À mesure que s’aggraveront les conséquences d’une pollution qui est elle-même la conséquence de l’abus de la consommation de l’énergie fossile par les pays riches, le dialogue Nord-sud et particulièrement le dialogue entre musulmans et chrétiens (ou héritiers occidentaux des chrétiens) deviendra plus difficile. Quel sera le terrain commun qui rendra le dialogue possible ? C’est la question qui est au centre du discours du pape. Sa réponse est limpide : le terrain commun c’est la raison, non pas au sens rétréci qu’on lui a donnée en Occident en la réduisant à la science, mais au sens élargi que lui donnaient les Grecs quand ils l’appelaient logos et l’estimait apte à guider l’homme dans son exploration des questions métaphysiques et religieuses.

Non seulement, rappelle Benoît XVI, cette raison est-elle compatible avec la foi chrétienne, mais leur union constitue la poutre maîtresse de la structure intellectuelle du catholicisme. Il s’efforce ensuite de préciser, pour nous mettre en garde contre elles, les diverses formes que peut prendre la séparation de la raison et de la foi.

Ce qui l’amène à souligner le fait qui, après l’inégal partage des richesses non renouvelables, contribue le plus à séparer les chrétiens des musulmans : la relégation de ces derniers à un âge pré-rationnel de l’humanité. Nous évoquions précédemment la réduction de la rationalité à la science en Occident. C’est là, selon les mots de Benoît XVI, l’aboutissement de la seconde tentative de déshellénisation de la foi en Occident : « Hors du jeu concerté des mathématiques et de l’expérience, tout est livré à la subjectivité ».

Il en résulte un climat moral et intellectuel où la dernière secte apparue sur le marché peut prétendre à la même légitimité que les grandes religions et où il est impossible d’apporter une réponse à toutes les graves questions soumises aux comités d’éthique.

« L’homme lui-même est en cela diminué », ajoute Benoît XVI. Et alors que l’on commence à peine à mesurer les conséquences de ce renoncement à la raison élargie, une troisième vague de déshellinisation se déploie. «Au regard de la rencontre avec la multiplicité des cultures, on dit volontiers aujourd’hui que la synthèse avec la culture de la Grèce a été une première inculturation, réalisée dans l’Église antique, qu’on ne devrait pas imposer aux autres cultures. Ce serait leur droit de contourner cette inculturation pour revenir au simple message du Nouveau Testament, afin de l’inculturer à nouveau dans leurs espaces.»

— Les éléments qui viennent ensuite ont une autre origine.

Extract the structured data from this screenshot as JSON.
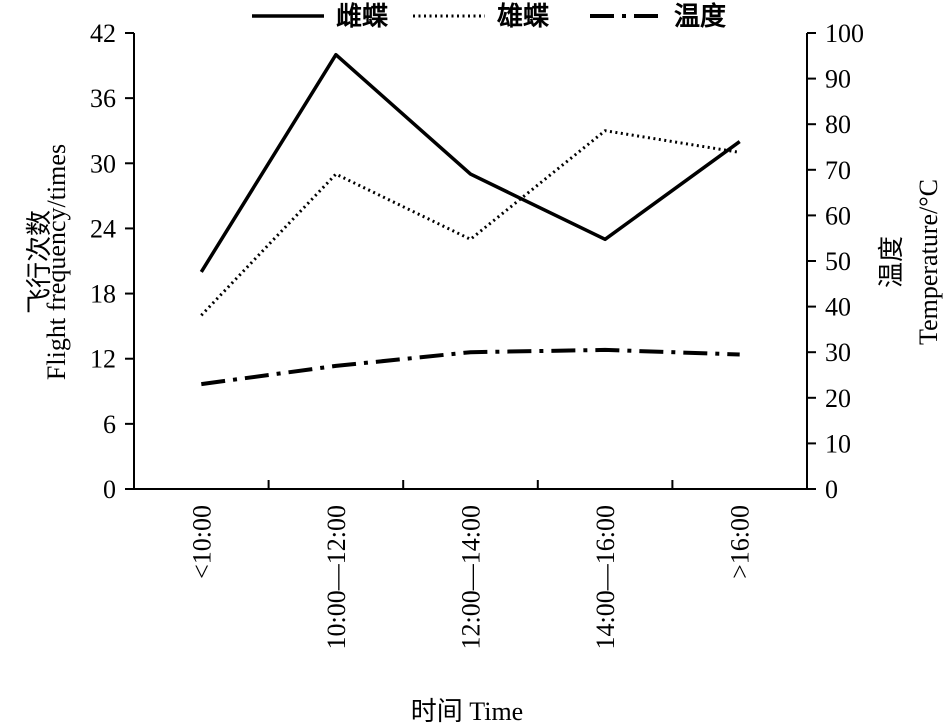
{
  "chart_data": {
    "type": "line",
    "categories": [
      "<10:00",
      "10:00—12:00",
      "12:00—14:00",
      "14:00—16:00",
      ">16:00"
    ],
    "xlabel": "时间 Time",
    "ylabel_left": [
      "飞行次数",
      "Flight frequency/times"
    ],
    "ylabel_right": [
      "温度",
      "Temperature/°C"
    ],
    "ylim_left": [
      0,
      42
    ],
    "yticks_left": [
      0,
      6,
      12,
      18,
      24,
      30,
      36,
      42
    ],
    "ylim_right": [
      0,
      100
    ],
    "yticks_right": [
      0,
      10,
      20,
      30,
      40,
      50,
      60,
      70,
      80,
      90,
      100
    ],
    "grid": false,
    "legend_position": "top",
    "series": [
      {
        "name": "雌蝶",
        "axis": "left",
        "style": "solid",
        "values": [
          20,
          40,
          29,
          23,
          32
        ]
      },
      {
        "name": "雄蝶",
        "axis": "left",
        "style": "dotted",
        "values": [
          16,
          29,
          23,
          33,
          31
        ]
      },
      {
        "name": "温度",
        "axis": "right",
        "style": "dashdot",
        "values": [
          23,
          27,
          30,
          30.5,
          29.5
        ]
      }
    ]
  }
}
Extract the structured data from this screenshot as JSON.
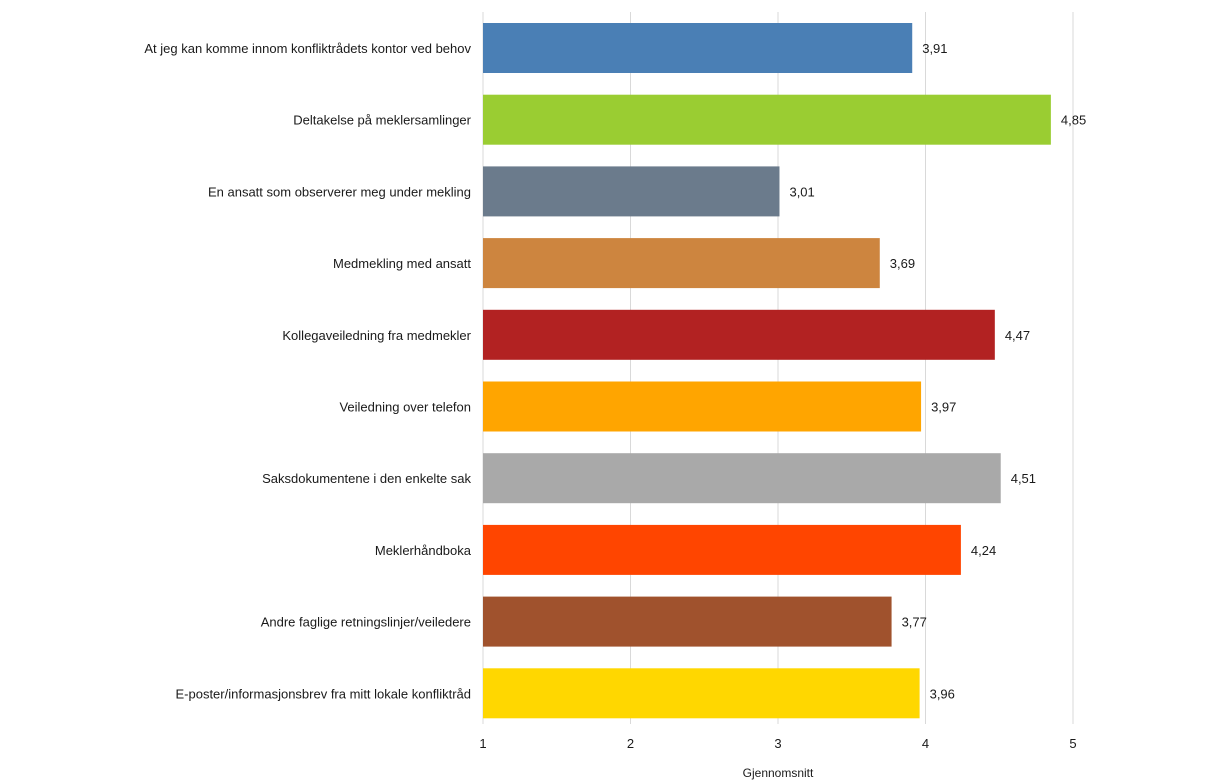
{
  "chart_data": {
    "type": "bar",
    "orientation": "horizontal",
    "categories": [
      "At jeg kan komme innom konfliktrådets kontor ved behov",
      "Deltakelse på meklersamlinger",
      "En ansatt som observerer meg under mekling",
      "Medmekling med ansatt",
      "Kollegaveiledning fra medmekler",
      "Veiledning over telefon",
      "Saksdokumentene i den enkelte sak",
      "Meklerhåndboka",
      "Andre faglige retningslinjer/veiledere",
      "E-poster/informasjonsbrev fra mitt lokale konfliktråd"
    ],
    "values": [
      3.91,
      4.85,
      3.01,
      3.69,
      4.47,
      3.97,
      4.51,
      4.24,
      3.77,
      3.96
    ],
    "value_labels": [
      "3,91",
      "4,85",
      "3,01",
      "3,69",
      "4,47",
      "3,97",
      "4,51",
      "4,24",
      "3,77",
      "3,96"
    ],
    "colors": [
      "#4a7fb5",
      "#9acd32",
      "#6b7b8c",
      "#cd853f",
      "#b22222",
      "#ffa500",
      "#a9a9a9",
      "#ff4500",
      "#a0522d",
      "#ffd700"
    ],
    "xlabel": "Gjennomsnitt",
    "ylabel": "",
    "xlim": [
      1,
      5
    ],
    "x_ticks": [
      1,
      2,
      3,
      4,
      5
    ],
    "x_tick_labels": [
      "1",
      "2",
      "3",
      "4",
      "5"
    ],
    "grid": "vertical",
    "legend": "none"
  }
}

Cette thèse cache, derrière les apparences de la reconnaissance de l’égalité entre les cultures, un secret mépris pour ces cultures non helléniques qui ne sauraient s’accomplir qu’en restant hors des limites de la raison. On frôle ici la confusion mentale, car la raison dont il est question ici n’est pas un simple trait de la culture grecque mais une caractéristique universelle de l’homme, caractéristique si bien célébrée par les Grecs qu’on leur en attribue parfois l’exclusivité.

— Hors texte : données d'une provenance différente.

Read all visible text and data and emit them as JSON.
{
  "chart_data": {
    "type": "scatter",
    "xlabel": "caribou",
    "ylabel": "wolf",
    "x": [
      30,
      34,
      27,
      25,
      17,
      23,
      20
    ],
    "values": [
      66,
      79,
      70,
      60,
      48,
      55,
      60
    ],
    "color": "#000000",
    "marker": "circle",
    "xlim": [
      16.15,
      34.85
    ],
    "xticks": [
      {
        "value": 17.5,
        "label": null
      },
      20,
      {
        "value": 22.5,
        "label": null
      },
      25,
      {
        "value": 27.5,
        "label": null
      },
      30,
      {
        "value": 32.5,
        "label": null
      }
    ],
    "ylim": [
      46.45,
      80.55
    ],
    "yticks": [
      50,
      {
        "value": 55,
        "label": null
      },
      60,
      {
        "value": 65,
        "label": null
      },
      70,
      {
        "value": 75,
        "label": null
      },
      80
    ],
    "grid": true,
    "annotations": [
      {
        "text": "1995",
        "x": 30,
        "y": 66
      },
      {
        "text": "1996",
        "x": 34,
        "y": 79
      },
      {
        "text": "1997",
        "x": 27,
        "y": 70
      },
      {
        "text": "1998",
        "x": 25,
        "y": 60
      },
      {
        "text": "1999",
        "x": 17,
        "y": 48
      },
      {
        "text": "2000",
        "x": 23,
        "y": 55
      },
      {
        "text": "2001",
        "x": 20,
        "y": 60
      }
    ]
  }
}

Faire de la raison l’apanage d’une culture équivaut à dénier toute aptitude au dialogue aux représentants des autres cultures. Car la raison n’est rien d’autre qu’une aptitude innée au dialogue chez l’être humain. Et c’est sous cette forme que la raison est familière au commun des mortels. Le discours de Ratisbonne est en ce moment l’un des principaux sujets de conversation dans le monde. Le ton est parfois orageux, souvent l’unanimité, pour ou contre le pape, est trop vite acquise, mais souvent aussi, - dans la majorité des cas sans doute -, chacun écoute les arguments de l’autre pour en faire ensuite une critique que l’autre à son tour critiquera, les interlocuteurs étant unis tacitement par la conviction qu’on peut s’élever ainsi vers la vérité. Cette conviction est la raison sous sa forme native. Elle est alors proche de l’affectivité, de l’amour de l’autre et constitue elle-même un acte de foi dans la capacité qu’ont les hommes de se rapprocher de la vérité, surtout lorsqu’ils sont liés entre eux par l’amour.

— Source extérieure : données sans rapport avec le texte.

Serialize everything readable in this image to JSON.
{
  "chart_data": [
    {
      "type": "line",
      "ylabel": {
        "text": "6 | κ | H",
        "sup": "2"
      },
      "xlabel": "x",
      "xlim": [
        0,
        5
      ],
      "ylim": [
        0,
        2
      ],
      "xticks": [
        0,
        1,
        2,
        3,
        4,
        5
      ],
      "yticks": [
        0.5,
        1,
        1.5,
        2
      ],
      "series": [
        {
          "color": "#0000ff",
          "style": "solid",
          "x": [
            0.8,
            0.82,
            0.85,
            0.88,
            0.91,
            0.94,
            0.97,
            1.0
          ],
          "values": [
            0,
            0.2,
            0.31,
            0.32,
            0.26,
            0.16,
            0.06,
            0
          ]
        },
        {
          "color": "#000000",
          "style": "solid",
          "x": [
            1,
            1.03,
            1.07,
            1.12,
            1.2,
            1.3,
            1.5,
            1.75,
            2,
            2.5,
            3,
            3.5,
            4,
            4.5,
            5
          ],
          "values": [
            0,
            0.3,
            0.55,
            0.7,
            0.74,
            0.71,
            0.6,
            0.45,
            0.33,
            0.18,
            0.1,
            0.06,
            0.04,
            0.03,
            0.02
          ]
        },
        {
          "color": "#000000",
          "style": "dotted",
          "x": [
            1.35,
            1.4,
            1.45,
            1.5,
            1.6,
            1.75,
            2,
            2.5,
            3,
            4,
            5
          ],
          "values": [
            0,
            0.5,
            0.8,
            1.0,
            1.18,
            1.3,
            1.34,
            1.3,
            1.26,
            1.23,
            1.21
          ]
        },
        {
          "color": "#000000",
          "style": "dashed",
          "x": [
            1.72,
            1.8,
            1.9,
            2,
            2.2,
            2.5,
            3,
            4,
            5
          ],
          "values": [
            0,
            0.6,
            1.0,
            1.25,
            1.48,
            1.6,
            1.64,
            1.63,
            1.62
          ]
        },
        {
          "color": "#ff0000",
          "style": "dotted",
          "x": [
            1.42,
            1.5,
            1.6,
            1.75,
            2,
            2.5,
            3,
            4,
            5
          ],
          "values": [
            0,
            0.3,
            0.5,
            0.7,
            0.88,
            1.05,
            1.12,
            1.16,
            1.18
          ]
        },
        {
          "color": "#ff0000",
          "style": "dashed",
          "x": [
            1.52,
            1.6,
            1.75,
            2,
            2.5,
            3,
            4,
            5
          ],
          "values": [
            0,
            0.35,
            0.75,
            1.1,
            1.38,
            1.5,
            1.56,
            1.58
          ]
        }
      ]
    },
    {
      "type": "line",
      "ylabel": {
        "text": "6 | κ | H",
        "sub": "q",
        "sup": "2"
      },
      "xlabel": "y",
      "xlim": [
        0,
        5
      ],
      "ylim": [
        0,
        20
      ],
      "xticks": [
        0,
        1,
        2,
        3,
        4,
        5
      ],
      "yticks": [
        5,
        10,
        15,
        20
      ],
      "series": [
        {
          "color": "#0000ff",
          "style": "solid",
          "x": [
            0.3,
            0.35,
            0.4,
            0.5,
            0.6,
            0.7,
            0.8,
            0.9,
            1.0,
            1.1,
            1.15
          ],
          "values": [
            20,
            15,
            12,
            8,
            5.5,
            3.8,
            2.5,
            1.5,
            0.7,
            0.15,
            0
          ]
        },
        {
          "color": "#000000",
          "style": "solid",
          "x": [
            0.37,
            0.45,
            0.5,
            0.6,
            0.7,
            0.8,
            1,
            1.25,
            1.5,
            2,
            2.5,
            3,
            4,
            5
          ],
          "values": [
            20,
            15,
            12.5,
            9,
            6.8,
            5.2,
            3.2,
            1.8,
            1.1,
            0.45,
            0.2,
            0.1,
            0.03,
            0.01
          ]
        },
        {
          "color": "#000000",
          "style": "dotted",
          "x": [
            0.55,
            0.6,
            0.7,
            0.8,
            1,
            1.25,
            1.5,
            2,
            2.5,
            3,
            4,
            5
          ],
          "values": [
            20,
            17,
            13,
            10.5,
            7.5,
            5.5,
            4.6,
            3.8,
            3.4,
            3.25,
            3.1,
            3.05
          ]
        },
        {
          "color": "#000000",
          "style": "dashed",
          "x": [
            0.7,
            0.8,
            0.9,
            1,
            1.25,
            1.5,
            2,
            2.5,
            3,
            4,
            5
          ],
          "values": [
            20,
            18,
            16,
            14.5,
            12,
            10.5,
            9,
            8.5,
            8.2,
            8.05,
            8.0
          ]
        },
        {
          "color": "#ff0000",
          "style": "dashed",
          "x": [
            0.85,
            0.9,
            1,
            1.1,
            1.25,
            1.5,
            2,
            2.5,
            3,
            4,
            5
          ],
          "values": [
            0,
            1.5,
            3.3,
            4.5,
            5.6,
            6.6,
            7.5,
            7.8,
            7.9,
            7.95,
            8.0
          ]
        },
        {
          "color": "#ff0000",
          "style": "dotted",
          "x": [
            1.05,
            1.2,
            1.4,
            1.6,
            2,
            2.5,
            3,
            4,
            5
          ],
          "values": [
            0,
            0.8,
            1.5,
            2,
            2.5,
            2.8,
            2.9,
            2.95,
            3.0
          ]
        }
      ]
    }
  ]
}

C’est cette raison qui est à l’œuvre dans les dialogues socratiques. Elle a pour qualité principale de ne pas se laisser détourner de ses plus hautes aptitudes par le spectacle du mensonge présent dans tant de discours. «Il me vient ici à l’esprit, note Benoît XVI, un mot de Socrate à Phédon. Les discours précédents ayant évoqué beaucoup d’opinions philosophiques fausses, Socrate déclare : « On comprendrait aisément que quelqu’un, devant tant de faussetés, passât le restant de sa vie à haïr et à mépriser tous les discours sur l’être. Mais de cette manière, il perdrait la vérité de l’être et s’attirerait un très grand dommage. »

Comme première condition du dialogue, Benoît XVI demande donc au chrétien, à l’occidental en général, de s’élever jusqu’à la plénitude de la raison. Du musulman il n’exige rien aussi directement. Il se borne à indiquer un piège toujours présent chez les musulmans comme chez les chrétiens : la tentation de reléguer Dieu dans une transcendance où il devient inaccessible à la raison et où l’on ne peut l’atteindre que par une foi pure, c’est-à-dire aveugle à tout ce qui n’est pas directement et étroitement lié à la révélation.

Il cite à ce propos le professeur Theodore Khoury : «Pour la doctrine musulmane, Dieu est absolument transcendant, sa volonté n’est liée par aucune de nos catégories, fût-elle celle du raisonnable». Khoury cite à l’appui une étude du célèbre islamologue français R. Arnaldez, affirmant qu’«Ibn Hasm ira jusqu’à soutenir que Dieu n’est pas tenu par sa propre parole, et que rien ne l’oblige à nous révéler la vérité : s’Il le voulait, l’homme devrait être idolâtre».

«Ici s’effectue, poursuit Benoît XVI une bifurcation dans la compréhension de Dieu et dans la réalisation de la religion, qui nous interpelle directement aujourd’hui. Est-ce seulement grec, de penser qu’agir contre la raison est en contradiction avec la nature de Dieu, ou est-ce une vérité de toujours et en soi ? Je pense qu’en cet endroit devient visible l’accord profond entre ce qui est grec, au meilleur sens du terme, et la foi en Dieu fondée sur la Bible.»

Benoît XVI évoque plus loin les thèses de Duns Scot, dont il dit «qu’elles peuvent être rapprochées totalement de celles d’Ibn Hazm et qu’elles peuvent tendre vers l’image d’un Dieu arbitraire, qui n’est pas tenu par la vérité et le bien. La transcendance et l’altérité de Dieu sont placées si haut que notre raison, notre sens du vrai et du bien ne sont plus de réels miroirs de Dieu, dont les possibilités mystérieuses, derrière ses décisions effectives, nous restent éternellement inaccessibles et cachées.»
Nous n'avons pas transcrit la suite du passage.